Shortly after the actual riots began, three black teenage boys were killed, and two white women and seven black men wounded at the nearby Algiers Motel. Rather than only focus on the brute force of racial violence, Morisseau’s turned inward and interpersonal, and by doing so, shows the power of black people trying to determine their own fate even as the world around them appears to crumble.

— SALAMISHAH TILLET

‘The Death and Life of Marsha P. Johnson’ (2017)

A banner currently hangs in front of Greenwich Village’s Stonewall Inn that reads “Pride Is a Riot #BLM.” Many believe that the Stonewall uprising — more specifically, a riot in response to a brutal NYPD raid on the gay bar in 1969 — wouldn’t have been successful if not for the transgender activist Marsha P. Johnson. She was among the first of the patrons to resist the police that night, and the riots Johnson helped organize spread to surrounding New York neighborhoods, and continued for several nights.

“The Death and Life of Marsha P. Johnson,” a documentary by David France, takes us through Johnson’s captivating adult life and suspicious 1992 death, which remains uninvestigated by the same police department that Johnson battled at Stonewall. We watch Johnson’s close friend Victoria Cruz track down retired detectives to ask about the unsolved case, and fellow activists walk us through the complexities of her tragic death.

— PIERRE-ANTOINE LOUIS

‘Love Song for Latasha’ (2019)

Aiyana Stanley-Jones (2010). Rekia Boyd (2012). Renisha McBride (2013). Sandra Bland (2015). Bettie Jones (2015). Breonna Taylor (2020). These are just a few names of black girls and women whose tragic deaths the public might have ignored if their families and black feminist activists had not diligently fought for justice on their behalf.

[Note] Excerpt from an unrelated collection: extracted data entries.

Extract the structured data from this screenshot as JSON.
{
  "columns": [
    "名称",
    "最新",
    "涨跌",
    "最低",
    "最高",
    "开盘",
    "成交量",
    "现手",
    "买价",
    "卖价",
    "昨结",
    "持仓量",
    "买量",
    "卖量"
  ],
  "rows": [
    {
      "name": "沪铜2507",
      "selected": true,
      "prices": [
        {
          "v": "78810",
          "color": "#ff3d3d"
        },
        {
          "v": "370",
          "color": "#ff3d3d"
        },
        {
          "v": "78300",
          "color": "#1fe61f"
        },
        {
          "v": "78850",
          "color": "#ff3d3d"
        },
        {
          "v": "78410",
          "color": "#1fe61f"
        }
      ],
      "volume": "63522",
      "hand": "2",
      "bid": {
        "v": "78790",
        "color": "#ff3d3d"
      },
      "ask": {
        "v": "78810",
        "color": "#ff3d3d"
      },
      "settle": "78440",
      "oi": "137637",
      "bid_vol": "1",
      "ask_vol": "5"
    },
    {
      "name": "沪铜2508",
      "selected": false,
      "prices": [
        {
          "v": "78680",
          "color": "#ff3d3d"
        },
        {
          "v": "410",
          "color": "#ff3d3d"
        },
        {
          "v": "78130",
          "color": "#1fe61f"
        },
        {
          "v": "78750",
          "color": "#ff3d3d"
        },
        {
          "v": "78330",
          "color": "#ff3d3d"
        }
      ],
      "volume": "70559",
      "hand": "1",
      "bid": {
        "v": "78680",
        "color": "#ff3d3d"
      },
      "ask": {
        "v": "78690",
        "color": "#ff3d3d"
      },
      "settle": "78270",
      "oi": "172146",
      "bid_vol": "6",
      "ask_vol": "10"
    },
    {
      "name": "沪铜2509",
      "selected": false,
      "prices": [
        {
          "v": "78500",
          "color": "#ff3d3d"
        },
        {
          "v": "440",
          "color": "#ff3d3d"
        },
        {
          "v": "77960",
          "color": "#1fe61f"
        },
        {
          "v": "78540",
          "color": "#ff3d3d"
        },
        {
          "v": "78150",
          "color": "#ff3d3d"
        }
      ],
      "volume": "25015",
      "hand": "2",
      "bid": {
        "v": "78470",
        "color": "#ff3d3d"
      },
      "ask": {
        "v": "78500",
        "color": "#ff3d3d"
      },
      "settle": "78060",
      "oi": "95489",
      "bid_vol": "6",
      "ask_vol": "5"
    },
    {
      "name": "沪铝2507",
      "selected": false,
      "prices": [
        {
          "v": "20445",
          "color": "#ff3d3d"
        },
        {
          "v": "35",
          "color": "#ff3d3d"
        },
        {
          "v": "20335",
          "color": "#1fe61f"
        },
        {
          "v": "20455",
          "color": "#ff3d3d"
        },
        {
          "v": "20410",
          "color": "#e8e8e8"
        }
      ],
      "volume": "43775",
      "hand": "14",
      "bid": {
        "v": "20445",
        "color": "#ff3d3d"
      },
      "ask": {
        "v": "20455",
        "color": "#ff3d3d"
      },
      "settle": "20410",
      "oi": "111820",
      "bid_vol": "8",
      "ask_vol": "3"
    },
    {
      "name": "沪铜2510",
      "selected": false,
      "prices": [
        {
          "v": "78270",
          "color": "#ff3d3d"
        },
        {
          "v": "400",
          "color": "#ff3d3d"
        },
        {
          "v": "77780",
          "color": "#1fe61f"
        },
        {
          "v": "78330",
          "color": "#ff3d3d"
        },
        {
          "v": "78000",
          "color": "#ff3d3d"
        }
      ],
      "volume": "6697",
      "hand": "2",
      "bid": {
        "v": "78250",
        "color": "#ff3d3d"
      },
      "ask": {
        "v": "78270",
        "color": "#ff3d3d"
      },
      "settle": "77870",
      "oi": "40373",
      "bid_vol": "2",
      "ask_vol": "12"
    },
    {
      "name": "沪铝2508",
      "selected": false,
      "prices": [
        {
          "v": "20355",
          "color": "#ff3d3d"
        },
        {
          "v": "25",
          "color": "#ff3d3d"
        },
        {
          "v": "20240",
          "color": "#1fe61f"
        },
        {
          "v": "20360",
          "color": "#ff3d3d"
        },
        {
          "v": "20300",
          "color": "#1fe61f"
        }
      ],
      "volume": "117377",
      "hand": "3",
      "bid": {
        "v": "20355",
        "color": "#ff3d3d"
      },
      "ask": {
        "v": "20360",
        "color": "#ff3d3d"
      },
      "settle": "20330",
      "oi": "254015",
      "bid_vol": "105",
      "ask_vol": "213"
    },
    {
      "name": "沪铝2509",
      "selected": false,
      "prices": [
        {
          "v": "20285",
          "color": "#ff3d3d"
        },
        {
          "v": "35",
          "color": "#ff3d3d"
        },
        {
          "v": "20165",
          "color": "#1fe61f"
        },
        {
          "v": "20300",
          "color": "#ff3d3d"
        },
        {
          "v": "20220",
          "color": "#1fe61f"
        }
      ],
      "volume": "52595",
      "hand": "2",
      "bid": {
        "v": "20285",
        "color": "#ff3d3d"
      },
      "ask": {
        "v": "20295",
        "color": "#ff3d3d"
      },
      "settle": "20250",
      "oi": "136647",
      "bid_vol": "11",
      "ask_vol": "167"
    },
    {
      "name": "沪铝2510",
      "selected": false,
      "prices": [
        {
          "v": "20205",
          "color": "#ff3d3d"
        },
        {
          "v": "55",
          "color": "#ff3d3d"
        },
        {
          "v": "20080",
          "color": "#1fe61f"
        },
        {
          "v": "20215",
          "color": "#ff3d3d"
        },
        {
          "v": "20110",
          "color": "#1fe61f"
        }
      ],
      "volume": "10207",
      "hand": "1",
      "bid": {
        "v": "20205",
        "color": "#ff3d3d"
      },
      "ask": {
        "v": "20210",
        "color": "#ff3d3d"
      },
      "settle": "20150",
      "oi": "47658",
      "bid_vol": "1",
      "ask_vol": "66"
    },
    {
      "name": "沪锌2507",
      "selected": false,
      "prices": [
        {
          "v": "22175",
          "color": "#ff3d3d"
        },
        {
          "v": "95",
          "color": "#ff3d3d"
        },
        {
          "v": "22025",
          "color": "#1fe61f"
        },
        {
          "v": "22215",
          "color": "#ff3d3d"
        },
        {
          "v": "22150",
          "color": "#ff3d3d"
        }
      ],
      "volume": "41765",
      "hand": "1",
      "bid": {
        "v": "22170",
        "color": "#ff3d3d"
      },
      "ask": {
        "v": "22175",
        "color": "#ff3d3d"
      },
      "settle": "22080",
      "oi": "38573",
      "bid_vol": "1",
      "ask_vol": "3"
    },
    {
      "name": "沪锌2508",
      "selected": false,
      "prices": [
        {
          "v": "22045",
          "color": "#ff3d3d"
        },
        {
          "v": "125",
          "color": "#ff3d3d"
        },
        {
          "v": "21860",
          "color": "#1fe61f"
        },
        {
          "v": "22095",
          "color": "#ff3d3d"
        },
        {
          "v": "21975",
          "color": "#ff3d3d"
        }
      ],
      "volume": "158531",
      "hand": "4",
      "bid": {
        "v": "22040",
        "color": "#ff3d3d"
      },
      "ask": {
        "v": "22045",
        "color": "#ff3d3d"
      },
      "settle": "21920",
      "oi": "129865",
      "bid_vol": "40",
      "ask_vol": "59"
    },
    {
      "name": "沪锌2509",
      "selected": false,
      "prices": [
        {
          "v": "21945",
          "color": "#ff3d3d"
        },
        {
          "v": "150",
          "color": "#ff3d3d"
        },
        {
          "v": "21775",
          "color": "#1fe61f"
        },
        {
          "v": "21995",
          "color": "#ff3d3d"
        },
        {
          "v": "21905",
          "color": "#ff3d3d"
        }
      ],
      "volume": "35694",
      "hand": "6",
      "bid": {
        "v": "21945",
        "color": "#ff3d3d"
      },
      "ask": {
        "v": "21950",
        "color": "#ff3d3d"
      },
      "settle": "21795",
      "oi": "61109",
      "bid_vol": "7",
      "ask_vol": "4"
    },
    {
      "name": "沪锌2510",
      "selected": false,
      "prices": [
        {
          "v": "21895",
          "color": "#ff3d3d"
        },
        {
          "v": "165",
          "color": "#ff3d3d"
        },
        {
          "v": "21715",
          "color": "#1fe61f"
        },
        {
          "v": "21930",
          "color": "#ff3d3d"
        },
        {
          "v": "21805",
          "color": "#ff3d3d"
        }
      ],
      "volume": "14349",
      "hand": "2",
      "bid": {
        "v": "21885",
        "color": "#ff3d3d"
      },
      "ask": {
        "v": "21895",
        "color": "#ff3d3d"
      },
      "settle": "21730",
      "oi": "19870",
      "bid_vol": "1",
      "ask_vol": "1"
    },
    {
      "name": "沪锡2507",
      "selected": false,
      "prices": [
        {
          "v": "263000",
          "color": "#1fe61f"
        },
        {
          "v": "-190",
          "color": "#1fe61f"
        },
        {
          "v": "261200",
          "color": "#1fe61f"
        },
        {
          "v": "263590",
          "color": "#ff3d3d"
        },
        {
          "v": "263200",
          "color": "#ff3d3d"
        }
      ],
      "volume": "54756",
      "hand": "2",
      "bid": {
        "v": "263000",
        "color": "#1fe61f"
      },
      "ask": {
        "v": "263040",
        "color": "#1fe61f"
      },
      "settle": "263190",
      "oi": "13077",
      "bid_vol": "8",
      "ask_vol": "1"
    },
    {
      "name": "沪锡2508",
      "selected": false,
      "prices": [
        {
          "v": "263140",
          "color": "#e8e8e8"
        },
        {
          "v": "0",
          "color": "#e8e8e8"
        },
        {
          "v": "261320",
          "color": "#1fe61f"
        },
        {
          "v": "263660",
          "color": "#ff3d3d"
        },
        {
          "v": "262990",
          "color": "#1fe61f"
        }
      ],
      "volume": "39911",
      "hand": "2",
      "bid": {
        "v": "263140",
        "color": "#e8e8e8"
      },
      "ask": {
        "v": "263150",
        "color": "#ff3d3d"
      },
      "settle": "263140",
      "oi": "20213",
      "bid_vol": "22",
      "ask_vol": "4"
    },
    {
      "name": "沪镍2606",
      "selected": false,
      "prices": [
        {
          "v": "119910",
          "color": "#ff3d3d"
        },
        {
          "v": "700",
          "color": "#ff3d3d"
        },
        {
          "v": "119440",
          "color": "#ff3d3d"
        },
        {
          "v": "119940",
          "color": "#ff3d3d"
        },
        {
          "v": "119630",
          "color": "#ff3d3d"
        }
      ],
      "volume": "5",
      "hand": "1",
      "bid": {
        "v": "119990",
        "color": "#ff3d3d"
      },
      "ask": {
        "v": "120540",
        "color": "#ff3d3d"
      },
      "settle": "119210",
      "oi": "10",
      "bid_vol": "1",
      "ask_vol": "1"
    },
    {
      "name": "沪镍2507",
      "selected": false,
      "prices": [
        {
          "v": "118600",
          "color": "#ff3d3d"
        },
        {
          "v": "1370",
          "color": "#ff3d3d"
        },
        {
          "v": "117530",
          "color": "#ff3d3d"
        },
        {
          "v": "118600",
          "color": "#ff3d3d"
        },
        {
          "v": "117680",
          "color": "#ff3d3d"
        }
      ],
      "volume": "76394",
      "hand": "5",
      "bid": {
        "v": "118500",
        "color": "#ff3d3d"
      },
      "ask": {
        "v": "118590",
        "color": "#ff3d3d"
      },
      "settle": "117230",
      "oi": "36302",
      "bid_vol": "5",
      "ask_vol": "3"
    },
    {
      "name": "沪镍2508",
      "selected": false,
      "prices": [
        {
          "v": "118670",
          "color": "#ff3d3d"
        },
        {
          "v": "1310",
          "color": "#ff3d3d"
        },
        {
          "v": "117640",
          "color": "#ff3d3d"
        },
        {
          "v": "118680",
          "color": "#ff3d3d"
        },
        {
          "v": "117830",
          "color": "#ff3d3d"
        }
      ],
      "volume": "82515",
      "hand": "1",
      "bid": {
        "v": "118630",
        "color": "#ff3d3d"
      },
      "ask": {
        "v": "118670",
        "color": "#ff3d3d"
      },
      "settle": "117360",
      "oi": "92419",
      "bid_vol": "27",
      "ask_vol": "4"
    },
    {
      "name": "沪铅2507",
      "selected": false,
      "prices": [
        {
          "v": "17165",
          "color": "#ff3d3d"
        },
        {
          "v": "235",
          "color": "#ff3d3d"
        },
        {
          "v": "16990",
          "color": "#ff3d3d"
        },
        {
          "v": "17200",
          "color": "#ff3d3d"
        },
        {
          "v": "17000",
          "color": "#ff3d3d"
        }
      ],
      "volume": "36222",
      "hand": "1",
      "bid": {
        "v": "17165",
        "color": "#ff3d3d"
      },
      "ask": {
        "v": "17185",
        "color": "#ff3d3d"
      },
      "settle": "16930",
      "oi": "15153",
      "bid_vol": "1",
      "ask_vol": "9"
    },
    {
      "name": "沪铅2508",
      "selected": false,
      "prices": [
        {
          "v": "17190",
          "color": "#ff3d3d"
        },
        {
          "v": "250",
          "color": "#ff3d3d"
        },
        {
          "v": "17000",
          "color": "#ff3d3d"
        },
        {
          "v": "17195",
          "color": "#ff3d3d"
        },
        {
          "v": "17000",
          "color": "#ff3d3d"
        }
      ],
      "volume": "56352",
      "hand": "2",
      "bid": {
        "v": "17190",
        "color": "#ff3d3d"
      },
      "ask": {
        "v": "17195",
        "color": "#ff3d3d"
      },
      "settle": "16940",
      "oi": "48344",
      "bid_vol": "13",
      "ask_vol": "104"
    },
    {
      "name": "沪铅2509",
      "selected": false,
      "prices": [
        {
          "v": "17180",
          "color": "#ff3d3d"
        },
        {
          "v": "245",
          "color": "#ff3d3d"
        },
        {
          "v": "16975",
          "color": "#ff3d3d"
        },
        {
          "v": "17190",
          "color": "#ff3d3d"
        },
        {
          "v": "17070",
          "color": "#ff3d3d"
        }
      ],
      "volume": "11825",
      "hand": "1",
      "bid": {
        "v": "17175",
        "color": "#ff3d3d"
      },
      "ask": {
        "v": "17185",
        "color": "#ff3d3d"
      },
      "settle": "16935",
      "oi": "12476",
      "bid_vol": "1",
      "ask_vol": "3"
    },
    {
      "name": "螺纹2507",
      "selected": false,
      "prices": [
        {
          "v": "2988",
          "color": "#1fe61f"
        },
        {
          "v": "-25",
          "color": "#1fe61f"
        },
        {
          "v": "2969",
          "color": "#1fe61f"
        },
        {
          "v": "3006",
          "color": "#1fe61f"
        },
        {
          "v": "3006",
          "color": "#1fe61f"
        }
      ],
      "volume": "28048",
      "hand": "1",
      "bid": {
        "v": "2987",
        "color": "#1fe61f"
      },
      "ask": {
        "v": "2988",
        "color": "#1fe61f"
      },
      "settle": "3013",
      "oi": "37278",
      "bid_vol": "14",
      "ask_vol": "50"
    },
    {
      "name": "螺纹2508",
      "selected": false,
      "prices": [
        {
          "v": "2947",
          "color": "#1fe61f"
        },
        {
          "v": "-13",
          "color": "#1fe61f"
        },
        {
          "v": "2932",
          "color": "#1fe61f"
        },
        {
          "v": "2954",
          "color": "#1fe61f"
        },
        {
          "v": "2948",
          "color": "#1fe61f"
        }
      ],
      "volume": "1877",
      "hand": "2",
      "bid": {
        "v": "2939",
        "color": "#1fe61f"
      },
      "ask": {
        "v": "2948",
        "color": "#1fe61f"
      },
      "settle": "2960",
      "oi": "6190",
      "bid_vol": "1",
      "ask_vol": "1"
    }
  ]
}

Born in 2015 in response to Bland’s arrest and death, #SayHerName emerged as a daughter movement to #BlackLivesMatter in order to bring greater attention to the racial violence black girls and women face in particular. In “A Love Song for Latasha,” filmmaker Sophia Nahli Allison stretches out this timeline of black death and grief by returning to the death of Latasha Harlins, a 15-year-old African American girl who was fatally shot in 1991 by a Korean grocery store owner in Los Angeles. Killed 13 days after four white LAPD officers brutally beat Rodney King, Harlins’s death, which was also caught on video footage, is considered to be a contributing factor to the Los Angeles riots of 1992. By blending real-life interviews with Harlins’ best friend Ty and cousin Shinese with experimental and “dream” sequences, Allison beautifully recreates the joy and trauma of black girlhood, while recentering Harlins’ death in a long litany of loss and black rebellion.

— SALAMISHAH TILLET

‘Talk to Me’ (2007)

Radio personality Petey Greene spoke harsh truths on the air about racism in America from the late ’60s to the early ’80s (at which point it was a TV show), while keeping listeners entertained along the way. The 2007 movie about his life, “Talk to Me,” has fun in the midst of its truths as well. Directed by Kasi Lemmons, the film is set in the 1960s as Petey (played by Don Cheadle) becomes a popular mind-speaking voice on morning radio in Washington, D.C. As big as his mouth was, his voice was heard. And both Petey and the film make time for serious reflection when, after the assassination of the Rev. Martin Luther King Jr., Greene offers words of solidarity to those pushed to the brink by injustice. “Bring your heartache, bring your anger, just bring all that to me,” he says with a plea for all to “work it out together.”